Deep Thoughts

The 5 most literate video games

Yesterday I spoke to a group of English undergrads at UC Berkeley about my career in video games, about the (sometimes unexpected) ways in which my English degree has helped me in the industry.

One of the great questions that came up during the Q&A afterwards was, "If you were going to teach an English class on video games, what 5 games would be in your syllabus?"

The thing I like about this question is that, although I've spent lots of time thinking about my favorite games from a gameplay standpoint, I haven't really thought that deeply about which were my favorite from a literary standpoint.  Which ones told the best stories or had the best writing?  Which stretched our ideas of how interactive storytelling might differ from written storytelling?

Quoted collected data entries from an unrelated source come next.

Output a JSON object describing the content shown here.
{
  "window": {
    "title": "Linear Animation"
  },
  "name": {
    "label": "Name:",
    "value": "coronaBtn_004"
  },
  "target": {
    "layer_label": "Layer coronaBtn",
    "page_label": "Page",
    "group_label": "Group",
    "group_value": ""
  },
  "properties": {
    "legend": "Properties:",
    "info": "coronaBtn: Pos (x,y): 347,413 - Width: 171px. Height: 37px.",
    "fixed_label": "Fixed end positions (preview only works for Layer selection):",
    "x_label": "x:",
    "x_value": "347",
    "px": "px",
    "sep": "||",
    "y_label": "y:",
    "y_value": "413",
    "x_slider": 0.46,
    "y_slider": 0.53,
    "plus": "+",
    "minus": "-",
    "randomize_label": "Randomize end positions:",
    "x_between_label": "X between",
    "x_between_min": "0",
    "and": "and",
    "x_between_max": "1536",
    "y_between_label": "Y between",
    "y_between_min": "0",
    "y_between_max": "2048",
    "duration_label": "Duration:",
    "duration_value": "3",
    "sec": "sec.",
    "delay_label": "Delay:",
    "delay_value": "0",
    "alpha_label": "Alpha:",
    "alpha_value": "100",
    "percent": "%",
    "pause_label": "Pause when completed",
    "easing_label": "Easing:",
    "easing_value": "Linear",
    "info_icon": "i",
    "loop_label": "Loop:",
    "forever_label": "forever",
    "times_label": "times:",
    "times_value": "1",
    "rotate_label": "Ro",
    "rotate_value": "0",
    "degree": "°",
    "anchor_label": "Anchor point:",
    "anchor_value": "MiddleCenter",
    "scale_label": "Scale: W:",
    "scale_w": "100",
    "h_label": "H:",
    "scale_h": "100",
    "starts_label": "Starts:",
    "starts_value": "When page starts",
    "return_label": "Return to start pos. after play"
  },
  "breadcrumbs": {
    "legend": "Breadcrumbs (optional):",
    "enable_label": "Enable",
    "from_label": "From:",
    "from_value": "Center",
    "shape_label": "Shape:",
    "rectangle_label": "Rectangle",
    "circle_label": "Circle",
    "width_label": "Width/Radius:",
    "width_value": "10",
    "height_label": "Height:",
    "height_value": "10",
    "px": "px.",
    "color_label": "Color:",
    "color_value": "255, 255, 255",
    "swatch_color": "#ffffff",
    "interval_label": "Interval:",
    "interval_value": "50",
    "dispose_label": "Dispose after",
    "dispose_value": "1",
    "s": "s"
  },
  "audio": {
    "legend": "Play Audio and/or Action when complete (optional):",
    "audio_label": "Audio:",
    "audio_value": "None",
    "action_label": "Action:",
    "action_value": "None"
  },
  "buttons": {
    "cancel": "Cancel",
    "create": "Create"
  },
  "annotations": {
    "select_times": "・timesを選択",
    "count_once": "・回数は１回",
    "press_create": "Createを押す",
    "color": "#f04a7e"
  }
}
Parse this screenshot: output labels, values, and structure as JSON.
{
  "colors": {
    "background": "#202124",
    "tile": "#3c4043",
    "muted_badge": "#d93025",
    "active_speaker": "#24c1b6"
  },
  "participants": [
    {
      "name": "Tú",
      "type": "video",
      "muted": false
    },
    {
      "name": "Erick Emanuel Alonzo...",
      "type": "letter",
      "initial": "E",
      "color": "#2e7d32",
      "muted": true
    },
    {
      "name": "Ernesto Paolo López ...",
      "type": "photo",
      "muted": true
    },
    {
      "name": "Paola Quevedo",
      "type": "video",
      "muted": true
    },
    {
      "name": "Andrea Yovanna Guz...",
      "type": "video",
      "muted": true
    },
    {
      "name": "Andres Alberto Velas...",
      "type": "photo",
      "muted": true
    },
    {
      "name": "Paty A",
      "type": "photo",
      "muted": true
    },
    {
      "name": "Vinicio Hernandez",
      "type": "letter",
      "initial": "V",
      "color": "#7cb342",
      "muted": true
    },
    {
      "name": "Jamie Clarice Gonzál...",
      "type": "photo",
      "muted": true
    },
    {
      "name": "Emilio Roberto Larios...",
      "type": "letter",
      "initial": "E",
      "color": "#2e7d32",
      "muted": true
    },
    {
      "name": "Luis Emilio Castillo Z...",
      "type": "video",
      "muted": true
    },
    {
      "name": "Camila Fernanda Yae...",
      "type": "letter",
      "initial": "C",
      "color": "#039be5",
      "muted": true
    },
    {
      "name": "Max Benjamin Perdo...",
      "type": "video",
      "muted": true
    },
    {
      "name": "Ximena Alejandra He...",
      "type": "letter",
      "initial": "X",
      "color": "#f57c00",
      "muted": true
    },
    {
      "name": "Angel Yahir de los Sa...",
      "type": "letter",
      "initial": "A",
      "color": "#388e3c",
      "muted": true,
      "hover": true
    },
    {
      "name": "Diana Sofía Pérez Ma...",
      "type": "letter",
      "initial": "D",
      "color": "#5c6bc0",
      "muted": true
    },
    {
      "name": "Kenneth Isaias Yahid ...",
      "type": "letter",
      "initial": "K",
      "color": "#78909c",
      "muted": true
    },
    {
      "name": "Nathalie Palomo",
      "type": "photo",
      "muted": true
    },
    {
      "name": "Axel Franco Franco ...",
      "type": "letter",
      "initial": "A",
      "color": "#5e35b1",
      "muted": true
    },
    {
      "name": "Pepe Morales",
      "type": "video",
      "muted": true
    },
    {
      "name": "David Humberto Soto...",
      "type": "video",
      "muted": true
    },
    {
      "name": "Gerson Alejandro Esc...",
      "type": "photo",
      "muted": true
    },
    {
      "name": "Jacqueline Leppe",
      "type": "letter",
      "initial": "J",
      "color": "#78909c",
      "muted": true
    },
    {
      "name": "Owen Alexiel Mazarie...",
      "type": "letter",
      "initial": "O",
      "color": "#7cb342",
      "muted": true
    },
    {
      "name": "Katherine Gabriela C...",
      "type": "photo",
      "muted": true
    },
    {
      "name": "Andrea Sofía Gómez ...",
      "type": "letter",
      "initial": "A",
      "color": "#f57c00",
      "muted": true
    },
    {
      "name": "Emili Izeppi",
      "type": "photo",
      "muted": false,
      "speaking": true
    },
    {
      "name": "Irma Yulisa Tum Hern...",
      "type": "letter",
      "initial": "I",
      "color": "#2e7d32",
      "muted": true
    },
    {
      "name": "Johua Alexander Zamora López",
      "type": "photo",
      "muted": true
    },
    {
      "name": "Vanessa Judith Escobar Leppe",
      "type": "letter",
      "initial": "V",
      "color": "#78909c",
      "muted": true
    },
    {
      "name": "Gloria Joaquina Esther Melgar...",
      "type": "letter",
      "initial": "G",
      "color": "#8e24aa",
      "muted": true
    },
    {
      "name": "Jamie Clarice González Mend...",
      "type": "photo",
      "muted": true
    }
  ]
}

Unfortunately because I hadn't previously thought about games this way I kind of whiffed on the answer and only came up with two:  Valve's Portal and Infocom's Planetfall.  Well I've thought about it some more now, and here's what I would have answered:

Planetfall (Infocom)

As text adventures go this wasn't necessarily the best-written or the cleverest.  But I love it still for the way it blended comedy with a sense of isolation, and particularly the manner in which it drove both of those home in the character of Floyd, the service robot who befriends and ultimately gives his "life" so your character can survive.  

Halflife (Valve)

All of the Halflife games are great, but I'd probably pick the first one for the fact that it broke new ground in immersive storytelling.  Who knew you could tell a compelling story in the midst of a fluid and exciting action-game experience without taking a player out of that experience with lame non-interactive cut-scenes and cinematics?

Portal (Valve)

Maybe it's not cool to have two games by the same company in the top five, but Portal really took the immersive storytelling pioneered in Halflife to the next level.  As you first begin to play through the inventive puzzles in Portal you almost don't even realize there's a narrative at all, but Valve reveals a rich backstory and, in GLaDOS, one of the most complex, funny and terrifying characters ever imagined in any medium.

Shadow of the Colossus (Team Ico)

I actually liked Ico better than SotC, but I think SotC tells a more compelling story.  As you seek out and methodically destroy the enigmatic Colossi, your relationship to them evolves in surprising ways.  At first it feels heroic and exciting.  But as one Colossus after another collapses and falls under your sword, you begin to wonder -- why am I doing this?  What did these things ever do to me?  Who's really the victim?  Best of all, the game never provides a tidy explanation at the end, leaving it to you to work out the answers to these questions for yourself.

Grim Fandango (Lucas Arts)

I'd have to include one game written by Tim Schafer, because I think he's pretty much the single best writer working in the game industry.   On one level Grim Fandango is no more literate than a 50's pulp detective novel.  But the way it stretches those pulp conventions with tight storytelling, clever dialog, memorable characters, and of course the surprising and delightful mashup of genre fiction and Mexican Day of the Dead iconography makes this game hold up even after all these years.

Hm.......

Honestly I'm still not completely satisfied with this list.   There are dozens of games I thought about including and didn't -- Bioshock, the Fallout series, LimboIndigo Prophecy... I really wanted to include one of the GTA series, because the quality of Rockstar's storytelling and dialog often surprises people who just think of them as violent panderers.  And there are probably a dozen more games that should be in here that are slipping my mind.

Ah well.  Consider it a work in progress.